Gifts in jars . . . what could be cuter? I got this idea from a conglomeration of pins that showed pretty much anything you could imagine stuffed into jars as presents: banana bread mixes, drink mixes, foot scrubs, handmade lotions — the possibilities are endless, and mason jars just make everything cute. Am I right? Just look: You know I’m right.

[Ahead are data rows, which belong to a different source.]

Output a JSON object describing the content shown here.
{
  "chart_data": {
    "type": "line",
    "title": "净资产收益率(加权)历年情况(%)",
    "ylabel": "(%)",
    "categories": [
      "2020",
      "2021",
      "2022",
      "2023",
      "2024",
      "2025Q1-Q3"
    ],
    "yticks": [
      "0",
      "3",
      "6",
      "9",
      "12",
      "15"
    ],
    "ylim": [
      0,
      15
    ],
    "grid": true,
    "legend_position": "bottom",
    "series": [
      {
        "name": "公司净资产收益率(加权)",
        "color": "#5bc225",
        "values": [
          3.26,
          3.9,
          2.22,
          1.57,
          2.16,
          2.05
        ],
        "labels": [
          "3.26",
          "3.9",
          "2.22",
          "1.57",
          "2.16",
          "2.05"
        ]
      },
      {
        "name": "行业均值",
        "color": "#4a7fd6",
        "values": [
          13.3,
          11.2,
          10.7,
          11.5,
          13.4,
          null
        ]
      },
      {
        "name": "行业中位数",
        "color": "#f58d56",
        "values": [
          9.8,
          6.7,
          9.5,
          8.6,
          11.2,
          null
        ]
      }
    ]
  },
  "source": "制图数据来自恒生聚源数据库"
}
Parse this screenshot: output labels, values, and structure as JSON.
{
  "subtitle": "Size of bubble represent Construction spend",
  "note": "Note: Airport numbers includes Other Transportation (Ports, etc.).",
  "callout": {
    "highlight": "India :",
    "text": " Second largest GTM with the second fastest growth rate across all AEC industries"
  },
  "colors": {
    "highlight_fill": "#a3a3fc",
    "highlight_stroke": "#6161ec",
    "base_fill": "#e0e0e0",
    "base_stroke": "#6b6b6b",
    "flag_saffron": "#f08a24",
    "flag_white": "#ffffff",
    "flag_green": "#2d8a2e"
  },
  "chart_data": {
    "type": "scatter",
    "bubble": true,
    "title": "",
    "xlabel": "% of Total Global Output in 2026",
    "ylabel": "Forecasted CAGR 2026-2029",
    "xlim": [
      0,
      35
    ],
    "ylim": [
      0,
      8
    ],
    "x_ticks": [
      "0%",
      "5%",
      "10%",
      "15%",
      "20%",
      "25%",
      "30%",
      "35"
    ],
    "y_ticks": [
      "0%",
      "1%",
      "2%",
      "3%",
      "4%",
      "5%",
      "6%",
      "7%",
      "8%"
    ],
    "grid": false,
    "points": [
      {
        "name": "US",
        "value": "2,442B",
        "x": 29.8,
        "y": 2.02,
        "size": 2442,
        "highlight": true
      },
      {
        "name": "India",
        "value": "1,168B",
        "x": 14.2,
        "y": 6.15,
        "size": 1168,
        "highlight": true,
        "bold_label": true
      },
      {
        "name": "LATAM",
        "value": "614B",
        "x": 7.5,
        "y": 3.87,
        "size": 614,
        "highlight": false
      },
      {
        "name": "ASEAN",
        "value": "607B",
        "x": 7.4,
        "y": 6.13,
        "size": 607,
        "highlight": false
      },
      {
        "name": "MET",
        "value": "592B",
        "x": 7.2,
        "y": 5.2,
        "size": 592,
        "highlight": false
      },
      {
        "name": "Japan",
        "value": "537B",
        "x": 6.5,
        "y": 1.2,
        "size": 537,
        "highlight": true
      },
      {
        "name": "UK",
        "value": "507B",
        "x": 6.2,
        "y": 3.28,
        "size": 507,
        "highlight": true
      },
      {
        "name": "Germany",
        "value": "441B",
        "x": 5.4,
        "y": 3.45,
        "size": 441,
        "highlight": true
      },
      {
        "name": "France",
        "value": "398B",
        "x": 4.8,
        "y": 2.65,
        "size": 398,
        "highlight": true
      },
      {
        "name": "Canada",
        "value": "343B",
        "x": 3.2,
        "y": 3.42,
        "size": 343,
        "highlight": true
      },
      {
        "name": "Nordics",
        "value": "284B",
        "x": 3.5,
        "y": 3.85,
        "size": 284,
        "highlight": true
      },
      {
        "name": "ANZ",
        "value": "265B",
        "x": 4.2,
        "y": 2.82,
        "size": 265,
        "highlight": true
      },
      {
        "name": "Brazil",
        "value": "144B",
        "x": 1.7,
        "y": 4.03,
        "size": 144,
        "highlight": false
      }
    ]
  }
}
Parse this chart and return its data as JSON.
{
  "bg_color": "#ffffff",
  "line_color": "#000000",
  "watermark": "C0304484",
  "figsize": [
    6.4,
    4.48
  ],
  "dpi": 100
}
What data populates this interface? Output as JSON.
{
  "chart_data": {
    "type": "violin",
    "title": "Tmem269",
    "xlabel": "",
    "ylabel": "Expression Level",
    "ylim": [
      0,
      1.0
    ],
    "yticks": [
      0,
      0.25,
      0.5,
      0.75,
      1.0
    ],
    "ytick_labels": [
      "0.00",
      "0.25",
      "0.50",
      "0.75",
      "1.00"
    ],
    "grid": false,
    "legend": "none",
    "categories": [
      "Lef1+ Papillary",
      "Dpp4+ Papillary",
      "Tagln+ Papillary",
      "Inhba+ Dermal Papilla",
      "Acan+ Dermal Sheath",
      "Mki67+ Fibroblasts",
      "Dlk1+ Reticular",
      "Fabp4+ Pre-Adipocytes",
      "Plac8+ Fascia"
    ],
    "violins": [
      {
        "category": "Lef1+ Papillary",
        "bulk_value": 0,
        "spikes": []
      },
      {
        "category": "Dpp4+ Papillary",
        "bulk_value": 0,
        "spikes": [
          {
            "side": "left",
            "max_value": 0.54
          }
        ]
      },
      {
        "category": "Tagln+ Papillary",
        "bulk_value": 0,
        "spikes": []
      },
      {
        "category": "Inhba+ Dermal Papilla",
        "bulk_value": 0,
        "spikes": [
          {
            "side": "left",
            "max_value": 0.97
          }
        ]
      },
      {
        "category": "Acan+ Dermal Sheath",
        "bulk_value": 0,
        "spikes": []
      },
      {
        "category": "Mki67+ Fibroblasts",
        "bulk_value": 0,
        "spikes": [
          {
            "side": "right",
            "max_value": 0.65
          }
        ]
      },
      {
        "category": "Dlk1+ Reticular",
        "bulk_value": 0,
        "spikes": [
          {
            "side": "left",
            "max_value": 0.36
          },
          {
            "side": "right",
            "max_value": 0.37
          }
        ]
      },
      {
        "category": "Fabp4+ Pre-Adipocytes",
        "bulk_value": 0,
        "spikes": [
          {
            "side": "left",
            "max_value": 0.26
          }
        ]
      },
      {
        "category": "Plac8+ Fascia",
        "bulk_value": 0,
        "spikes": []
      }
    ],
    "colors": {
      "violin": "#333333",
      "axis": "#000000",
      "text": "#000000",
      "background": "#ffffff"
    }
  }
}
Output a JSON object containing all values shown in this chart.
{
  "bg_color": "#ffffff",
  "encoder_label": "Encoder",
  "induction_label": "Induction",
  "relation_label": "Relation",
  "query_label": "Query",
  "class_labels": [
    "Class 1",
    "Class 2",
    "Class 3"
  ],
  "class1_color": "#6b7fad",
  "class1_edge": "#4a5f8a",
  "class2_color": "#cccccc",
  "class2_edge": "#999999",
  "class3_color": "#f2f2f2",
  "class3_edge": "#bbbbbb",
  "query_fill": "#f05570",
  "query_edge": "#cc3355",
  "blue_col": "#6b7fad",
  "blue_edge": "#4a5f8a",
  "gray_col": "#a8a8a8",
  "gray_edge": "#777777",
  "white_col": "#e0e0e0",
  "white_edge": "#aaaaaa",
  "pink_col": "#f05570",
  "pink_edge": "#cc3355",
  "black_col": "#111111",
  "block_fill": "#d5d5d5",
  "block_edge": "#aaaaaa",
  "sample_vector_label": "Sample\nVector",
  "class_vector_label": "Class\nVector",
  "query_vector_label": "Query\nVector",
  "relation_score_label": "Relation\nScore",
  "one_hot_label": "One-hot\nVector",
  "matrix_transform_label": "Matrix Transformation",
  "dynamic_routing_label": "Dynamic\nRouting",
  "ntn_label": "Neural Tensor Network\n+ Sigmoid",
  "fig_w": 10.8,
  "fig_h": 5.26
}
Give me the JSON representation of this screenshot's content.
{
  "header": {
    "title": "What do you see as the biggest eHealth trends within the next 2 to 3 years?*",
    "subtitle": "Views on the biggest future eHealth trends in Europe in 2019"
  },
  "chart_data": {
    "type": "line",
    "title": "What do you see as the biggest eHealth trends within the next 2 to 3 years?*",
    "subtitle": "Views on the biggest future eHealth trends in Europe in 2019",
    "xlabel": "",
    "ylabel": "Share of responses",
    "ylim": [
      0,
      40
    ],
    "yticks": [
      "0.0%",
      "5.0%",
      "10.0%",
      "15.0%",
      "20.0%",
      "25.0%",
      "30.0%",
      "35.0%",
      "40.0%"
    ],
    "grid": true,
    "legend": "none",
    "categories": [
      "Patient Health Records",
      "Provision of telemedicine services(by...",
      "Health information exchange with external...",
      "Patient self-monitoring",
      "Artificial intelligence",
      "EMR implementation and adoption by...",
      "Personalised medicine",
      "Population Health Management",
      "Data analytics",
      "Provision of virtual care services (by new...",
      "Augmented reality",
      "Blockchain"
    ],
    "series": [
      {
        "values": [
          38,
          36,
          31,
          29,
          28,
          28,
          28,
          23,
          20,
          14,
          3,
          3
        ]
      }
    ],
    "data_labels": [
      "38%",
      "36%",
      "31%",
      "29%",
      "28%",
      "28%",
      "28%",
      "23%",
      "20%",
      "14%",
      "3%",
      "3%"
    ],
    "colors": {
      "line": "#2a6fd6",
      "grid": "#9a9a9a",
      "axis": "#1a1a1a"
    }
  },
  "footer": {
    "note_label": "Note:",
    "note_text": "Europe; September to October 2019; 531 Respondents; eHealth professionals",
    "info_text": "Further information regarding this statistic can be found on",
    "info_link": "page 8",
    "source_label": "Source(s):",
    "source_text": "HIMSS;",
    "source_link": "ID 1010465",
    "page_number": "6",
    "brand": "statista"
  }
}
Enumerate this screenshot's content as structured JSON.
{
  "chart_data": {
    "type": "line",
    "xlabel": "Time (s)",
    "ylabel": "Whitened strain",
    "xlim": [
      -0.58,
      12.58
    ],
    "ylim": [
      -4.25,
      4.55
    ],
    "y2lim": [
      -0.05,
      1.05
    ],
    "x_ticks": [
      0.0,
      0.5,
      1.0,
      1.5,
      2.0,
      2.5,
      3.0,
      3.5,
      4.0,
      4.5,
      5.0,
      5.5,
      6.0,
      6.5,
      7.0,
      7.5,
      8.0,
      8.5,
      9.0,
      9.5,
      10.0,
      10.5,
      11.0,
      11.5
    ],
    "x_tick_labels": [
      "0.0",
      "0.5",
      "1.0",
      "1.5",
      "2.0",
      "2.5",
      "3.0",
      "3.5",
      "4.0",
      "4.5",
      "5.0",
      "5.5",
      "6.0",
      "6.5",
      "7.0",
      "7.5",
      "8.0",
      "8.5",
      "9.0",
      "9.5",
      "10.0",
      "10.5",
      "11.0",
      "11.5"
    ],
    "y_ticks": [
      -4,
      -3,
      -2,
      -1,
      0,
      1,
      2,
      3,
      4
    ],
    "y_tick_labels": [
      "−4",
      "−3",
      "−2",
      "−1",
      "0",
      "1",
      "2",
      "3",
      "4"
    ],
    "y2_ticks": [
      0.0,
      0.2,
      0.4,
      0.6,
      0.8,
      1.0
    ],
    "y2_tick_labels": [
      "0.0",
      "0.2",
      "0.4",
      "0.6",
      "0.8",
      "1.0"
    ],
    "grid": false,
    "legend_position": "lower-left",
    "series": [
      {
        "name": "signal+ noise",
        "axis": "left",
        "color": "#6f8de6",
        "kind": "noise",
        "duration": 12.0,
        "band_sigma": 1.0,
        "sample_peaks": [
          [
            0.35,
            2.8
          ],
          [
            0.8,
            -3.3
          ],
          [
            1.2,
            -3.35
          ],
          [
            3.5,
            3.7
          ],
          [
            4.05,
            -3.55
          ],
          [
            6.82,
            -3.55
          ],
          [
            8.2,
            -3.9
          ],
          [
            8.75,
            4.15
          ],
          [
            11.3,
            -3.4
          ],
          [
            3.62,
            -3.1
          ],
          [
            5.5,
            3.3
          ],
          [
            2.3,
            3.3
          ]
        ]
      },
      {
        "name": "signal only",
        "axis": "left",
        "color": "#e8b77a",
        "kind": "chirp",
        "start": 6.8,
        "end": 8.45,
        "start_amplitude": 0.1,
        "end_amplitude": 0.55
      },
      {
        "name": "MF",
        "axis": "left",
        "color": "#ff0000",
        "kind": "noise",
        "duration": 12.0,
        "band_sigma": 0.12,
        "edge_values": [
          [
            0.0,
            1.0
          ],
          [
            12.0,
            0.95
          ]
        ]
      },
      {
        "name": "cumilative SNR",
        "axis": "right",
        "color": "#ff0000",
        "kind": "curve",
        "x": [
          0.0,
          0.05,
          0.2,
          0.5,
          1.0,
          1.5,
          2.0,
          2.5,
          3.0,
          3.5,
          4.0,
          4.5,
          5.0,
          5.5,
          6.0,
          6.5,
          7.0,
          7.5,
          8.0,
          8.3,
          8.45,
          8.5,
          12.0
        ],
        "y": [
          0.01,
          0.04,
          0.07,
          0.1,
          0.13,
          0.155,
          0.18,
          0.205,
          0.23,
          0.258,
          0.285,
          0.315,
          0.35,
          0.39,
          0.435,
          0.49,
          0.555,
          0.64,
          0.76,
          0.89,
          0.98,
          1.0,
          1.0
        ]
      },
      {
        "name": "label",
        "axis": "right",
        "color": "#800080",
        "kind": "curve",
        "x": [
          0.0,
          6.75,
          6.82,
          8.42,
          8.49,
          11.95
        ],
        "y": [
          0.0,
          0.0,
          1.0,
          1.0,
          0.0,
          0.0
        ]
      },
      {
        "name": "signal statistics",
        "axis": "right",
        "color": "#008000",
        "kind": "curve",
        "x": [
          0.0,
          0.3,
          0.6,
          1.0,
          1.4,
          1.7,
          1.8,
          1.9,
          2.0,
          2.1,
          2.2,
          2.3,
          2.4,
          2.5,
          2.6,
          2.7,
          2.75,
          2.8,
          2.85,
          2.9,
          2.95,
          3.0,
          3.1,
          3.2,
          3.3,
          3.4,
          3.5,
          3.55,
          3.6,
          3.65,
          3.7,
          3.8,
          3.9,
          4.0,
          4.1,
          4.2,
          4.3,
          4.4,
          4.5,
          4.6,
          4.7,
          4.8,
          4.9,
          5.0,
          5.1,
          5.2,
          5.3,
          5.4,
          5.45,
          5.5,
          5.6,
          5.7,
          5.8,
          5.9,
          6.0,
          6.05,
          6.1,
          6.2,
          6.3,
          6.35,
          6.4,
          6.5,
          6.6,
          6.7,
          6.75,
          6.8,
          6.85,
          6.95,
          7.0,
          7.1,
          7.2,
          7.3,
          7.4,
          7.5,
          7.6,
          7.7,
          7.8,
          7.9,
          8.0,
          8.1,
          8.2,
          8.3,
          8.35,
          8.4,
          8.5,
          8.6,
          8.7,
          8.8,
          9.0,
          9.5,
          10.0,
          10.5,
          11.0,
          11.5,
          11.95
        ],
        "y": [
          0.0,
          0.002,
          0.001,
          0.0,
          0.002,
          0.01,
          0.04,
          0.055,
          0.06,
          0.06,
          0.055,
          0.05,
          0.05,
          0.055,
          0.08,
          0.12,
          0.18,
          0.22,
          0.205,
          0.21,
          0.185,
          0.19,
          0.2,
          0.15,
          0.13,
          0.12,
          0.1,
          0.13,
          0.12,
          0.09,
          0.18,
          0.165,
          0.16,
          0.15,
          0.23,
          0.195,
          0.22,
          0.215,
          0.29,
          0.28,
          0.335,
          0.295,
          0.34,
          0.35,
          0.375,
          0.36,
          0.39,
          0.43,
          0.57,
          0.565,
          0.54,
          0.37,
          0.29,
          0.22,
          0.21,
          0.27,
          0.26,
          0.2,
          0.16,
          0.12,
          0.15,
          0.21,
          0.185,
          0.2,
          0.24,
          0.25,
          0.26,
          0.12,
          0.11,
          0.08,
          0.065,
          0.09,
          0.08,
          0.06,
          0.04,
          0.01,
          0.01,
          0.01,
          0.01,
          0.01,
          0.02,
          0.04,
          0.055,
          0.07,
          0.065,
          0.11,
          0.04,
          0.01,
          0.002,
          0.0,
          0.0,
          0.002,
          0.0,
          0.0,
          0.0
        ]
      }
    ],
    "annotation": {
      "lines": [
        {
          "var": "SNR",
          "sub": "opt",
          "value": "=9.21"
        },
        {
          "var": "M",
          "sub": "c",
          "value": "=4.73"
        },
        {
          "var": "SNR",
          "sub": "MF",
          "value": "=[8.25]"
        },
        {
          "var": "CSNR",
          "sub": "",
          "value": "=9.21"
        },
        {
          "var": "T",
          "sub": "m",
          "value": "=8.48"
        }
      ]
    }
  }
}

I made one of these for each of my five co-workers, Brett’s co-teacher, our landlords, and my best friend in Ohio . . . eight in all. The jars came in a package of 12 from Walmart. Target also has them, as does probably every other craft store out there. The ribbon also came from Walmart’s craft aisle. As for the “directions”, I just used a couple fun fonts and printed them myself, adhering to the jar with two small pieces of double-sided tape.
I actually did a test-run of placing the ingredients in the jar and then making the recipe itself. No way was I going to give away a recipe that was a dud. Luckily I only had to make a couple of adjustments and the cookies were great. But I also learned an important lesson . . . let’s just say it looked like a flour bomb exploded all over my kitchen table, and that’s an understatement. It’s actually really difficult to measure out two cups of flour, mix in some baking soda and salt, and then put the mixture in a jar without spilling, oh, half of it.
So you would think my first step would be to re-visit the canning aisle where I got the mason jars for a canning funnel, right? Oh, you give me too much credit. Of course I didn’t go there. I didn’t even know those funnels existed. I went to the kitchen gadgets aisle, and there aren’t funnels there. None. And when I asked someone where to find them, I was led to — where else — the oil aisle for cars. Well, the good news is there were funnels, and I got so excited to use my new funnel. Seriously, my excitement over a funnel was a little ridiculous, and not long-lasting. The flour immediately got stuck in the mouth. Cue me banging the jar on the table to get the flour down and using a wooden spoon handle to shove it through. It took forever. So the bad news is I didn’t realize until after driving the 20 minutes to Walmart and 20 minutes back that I needed a wide-mouth funnel. Somehow I finally completed all eight jars, but I totally learned that lesson. Never again.
Besides all of that, I really did enjoy making these cute gifts and giving them away. I realize a lot of people make and receive tons of cookies around Christmastime, but to me, here was a major time-saver handed to you in an adorable package: going to a Christmas party and quickly need a dessert to take? Having a few friends over and nothing in the pantry? Or maybe you’re simply craving nice, warm chocolate-y cookies from the oven and don’t have the ingredients to make them from scratch? Well, here you go. All you need besides the mix are two eggs, some butter, and vanilla extract. Yum! Here are the instructions for the jars:
Christmas M&M Cookies in a Jar (adapted from this recipe)
What you need:
- 1 quart-sized glass jar
- 2 cups flour
- 1/2 t. baking soda
- 1/4 t. salt
- 3/4 c. packed brown sugar
- 1/4 c. white sugar
- 1 1/2 c. chocolate candies or chocolate chips (I used half mini green and red M&Ms, half mini chocolate chips)
- Rinse the jar with hot water and dry thoroughly.
- Combine the flour, baking soda, and salt. Place this mixture in the bottom of the jar.
- Onto this, layer the brown sugar, then the white sugar, and finally the chocolate candies/chips.
- Attach the following directions to the jar: (1) Preheat oven to 350 degrees. (2) Line a baking sheet with parchment paper. (3) Empty the contents of the jar into a large bowl and mix well. (4) Using your hands, add in 3/4 c. softened butter until the mixture resembles coarse crumbs. (5) Beat 2 eggs with 1 t.vanilla extract. Work this into the flour mixture until well-combined. If dough is too crumbly, place in refrigerator for 15-30 minutes. (6) Shape dough into 1 inch-sized balls and place 2 inches apart on baking sheet. Slightly flatten the dough balls. (7) Bake for 10-14 minutes until edges are slightly browned. Remove cookies to a rack to cool. Makes about 3 dozen small cookies.